XHJAQ-FM
- Jalpan de Serra, Querétaro, Mexico; Mexico;
- Frequency: 107.1 MHz
- Branding: La Ke Buena

Programming
- Format: Grupera
- Affiliations: Radiópolis

Ownership
- Owner: Grupo Edikam; (Edikam Comunicación, S.A. de C.V.);

History
- First air date: June 6, 1982 (concession)
- Call sign meaning: Jalpan de Serra, Querétaro

Technical information
- Class: C1
- ERP: 25 kW
- HAAT: 651.2 m
- Transmitter coordinates: 21°06′42.1″N 99°29′13.2″W﻿ / ﻿21.111694°N 99.487000°W

Links
- Website: kebuenaqro.mx

= XHJAQ-FM =

Radio station in Jalpan de Serra, Querétaro, Mexico

XHJAQ-FM is a radio station on 107.1 FM in Jalpan de Serra, Querétaro, Mexico.
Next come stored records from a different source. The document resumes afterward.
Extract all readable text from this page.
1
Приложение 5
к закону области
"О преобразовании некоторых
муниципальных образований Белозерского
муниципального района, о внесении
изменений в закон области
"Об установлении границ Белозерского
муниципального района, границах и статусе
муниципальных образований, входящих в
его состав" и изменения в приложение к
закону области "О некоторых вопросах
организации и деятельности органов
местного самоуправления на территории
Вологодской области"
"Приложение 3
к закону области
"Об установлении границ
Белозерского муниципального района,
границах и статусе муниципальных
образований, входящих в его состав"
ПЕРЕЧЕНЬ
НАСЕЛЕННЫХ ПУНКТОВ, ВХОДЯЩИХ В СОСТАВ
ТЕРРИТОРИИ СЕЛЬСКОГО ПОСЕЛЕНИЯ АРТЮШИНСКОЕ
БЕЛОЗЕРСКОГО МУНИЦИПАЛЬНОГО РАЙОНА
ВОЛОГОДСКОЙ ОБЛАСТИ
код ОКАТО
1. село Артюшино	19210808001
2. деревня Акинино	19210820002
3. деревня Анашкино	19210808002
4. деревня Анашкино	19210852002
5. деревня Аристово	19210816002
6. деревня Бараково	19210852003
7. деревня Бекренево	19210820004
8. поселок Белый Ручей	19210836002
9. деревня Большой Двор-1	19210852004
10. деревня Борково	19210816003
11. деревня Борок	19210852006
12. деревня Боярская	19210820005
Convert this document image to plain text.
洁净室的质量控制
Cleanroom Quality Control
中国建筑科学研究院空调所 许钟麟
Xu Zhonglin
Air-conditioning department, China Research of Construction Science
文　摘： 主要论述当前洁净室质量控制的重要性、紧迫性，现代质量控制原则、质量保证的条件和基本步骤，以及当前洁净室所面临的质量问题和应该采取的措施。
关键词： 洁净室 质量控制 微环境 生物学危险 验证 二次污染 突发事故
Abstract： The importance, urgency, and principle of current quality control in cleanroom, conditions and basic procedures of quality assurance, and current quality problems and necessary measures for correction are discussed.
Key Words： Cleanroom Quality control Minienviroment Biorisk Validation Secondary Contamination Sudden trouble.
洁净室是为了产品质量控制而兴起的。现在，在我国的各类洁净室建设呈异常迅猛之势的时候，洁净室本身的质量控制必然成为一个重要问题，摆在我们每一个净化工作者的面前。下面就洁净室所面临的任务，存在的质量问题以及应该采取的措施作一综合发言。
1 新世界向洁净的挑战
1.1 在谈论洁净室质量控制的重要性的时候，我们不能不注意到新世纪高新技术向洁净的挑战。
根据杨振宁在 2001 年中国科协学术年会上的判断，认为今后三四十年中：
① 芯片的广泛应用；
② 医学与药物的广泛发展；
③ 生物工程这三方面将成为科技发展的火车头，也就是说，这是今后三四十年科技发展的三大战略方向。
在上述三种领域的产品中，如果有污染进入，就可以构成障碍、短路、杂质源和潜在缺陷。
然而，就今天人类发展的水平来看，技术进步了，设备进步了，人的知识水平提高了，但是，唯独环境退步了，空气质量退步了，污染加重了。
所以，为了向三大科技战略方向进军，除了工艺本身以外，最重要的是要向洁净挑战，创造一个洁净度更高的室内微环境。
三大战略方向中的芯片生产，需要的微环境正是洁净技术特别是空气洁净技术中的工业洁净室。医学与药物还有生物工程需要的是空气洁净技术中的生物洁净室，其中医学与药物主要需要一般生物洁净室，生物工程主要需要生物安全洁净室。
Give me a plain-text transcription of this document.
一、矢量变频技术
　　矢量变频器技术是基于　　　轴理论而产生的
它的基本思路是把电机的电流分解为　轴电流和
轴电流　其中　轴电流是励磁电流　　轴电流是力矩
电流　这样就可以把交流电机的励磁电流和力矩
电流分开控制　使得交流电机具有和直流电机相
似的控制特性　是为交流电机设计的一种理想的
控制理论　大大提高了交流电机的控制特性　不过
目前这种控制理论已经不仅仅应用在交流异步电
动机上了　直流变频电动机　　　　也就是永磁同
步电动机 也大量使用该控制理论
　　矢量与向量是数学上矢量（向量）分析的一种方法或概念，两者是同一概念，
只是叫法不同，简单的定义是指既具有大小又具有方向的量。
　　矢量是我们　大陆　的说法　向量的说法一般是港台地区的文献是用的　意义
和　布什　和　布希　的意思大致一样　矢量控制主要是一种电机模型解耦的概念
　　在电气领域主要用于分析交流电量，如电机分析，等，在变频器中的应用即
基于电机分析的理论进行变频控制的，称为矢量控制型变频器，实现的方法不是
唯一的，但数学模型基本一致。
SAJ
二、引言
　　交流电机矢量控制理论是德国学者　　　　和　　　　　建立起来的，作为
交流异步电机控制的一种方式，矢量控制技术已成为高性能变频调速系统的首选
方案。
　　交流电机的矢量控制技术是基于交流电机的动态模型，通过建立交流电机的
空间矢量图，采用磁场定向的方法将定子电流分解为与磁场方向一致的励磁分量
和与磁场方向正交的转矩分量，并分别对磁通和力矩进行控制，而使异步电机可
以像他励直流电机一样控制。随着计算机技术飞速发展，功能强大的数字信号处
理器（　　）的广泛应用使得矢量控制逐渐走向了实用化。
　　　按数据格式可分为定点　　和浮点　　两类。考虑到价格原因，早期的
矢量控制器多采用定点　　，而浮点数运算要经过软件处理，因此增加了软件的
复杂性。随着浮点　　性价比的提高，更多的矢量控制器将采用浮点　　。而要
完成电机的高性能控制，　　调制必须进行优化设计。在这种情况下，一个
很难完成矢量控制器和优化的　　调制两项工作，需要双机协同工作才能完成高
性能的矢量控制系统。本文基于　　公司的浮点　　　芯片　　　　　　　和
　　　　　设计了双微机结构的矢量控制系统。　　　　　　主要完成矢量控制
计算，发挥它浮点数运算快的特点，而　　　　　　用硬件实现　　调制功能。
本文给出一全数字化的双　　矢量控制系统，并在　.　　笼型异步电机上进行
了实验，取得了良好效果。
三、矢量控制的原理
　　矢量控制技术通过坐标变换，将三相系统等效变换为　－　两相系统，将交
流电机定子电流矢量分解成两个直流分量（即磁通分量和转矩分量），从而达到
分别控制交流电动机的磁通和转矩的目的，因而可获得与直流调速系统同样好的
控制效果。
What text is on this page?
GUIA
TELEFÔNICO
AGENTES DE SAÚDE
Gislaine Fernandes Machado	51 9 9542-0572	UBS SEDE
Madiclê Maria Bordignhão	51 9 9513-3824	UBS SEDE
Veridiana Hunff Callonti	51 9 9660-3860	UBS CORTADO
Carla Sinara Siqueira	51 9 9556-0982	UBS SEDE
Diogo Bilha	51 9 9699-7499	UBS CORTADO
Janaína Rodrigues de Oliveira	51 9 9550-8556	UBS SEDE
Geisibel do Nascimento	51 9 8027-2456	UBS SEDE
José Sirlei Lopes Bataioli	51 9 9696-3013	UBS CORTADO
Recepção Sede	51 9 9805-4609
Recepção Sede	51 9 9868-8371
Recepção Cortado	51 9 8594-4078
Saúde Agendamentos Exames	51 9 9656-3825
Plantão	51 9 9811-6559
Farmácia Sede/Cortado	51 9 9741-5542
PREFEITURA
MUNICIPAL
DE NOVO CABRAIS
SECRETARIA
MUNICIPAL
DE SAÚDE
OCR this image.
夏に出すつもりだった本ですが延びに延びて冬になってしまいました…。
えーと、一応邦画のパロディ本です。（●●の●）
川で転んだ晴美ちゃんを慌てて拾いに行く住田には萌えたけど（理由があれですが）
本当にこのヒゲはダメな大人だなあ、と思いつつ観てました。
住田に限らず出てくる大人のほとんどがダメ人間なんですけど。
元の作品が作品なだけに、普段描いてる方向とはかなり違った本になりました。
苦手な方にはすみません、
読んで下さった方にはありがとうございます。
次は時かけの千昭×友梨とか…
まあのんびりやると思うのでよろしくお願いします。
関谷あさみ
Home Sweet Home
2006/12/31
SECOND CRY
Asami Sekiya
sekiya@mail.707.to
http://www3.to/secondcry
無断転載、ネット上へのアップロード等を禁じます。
The station is owned by Grupo Edikam and carries the Ke Buena grupera from Radiópolis. The transmitter is located atop Cerro la Colgada in Jalpan de Serra.

==History==
XHJAQ began as XEJAQ-AM 1040 (later 850), awarded to Rosenda Carmen Sandoval on June 6, 1982. It was initially known as Radio Felicidad, then Radio Joya. For a time, it carried the La Jefa/La Única grupera format from Grupo Siete.

In December 2011, XEJAQ received approval to migrate to FM on 107.1 MHz.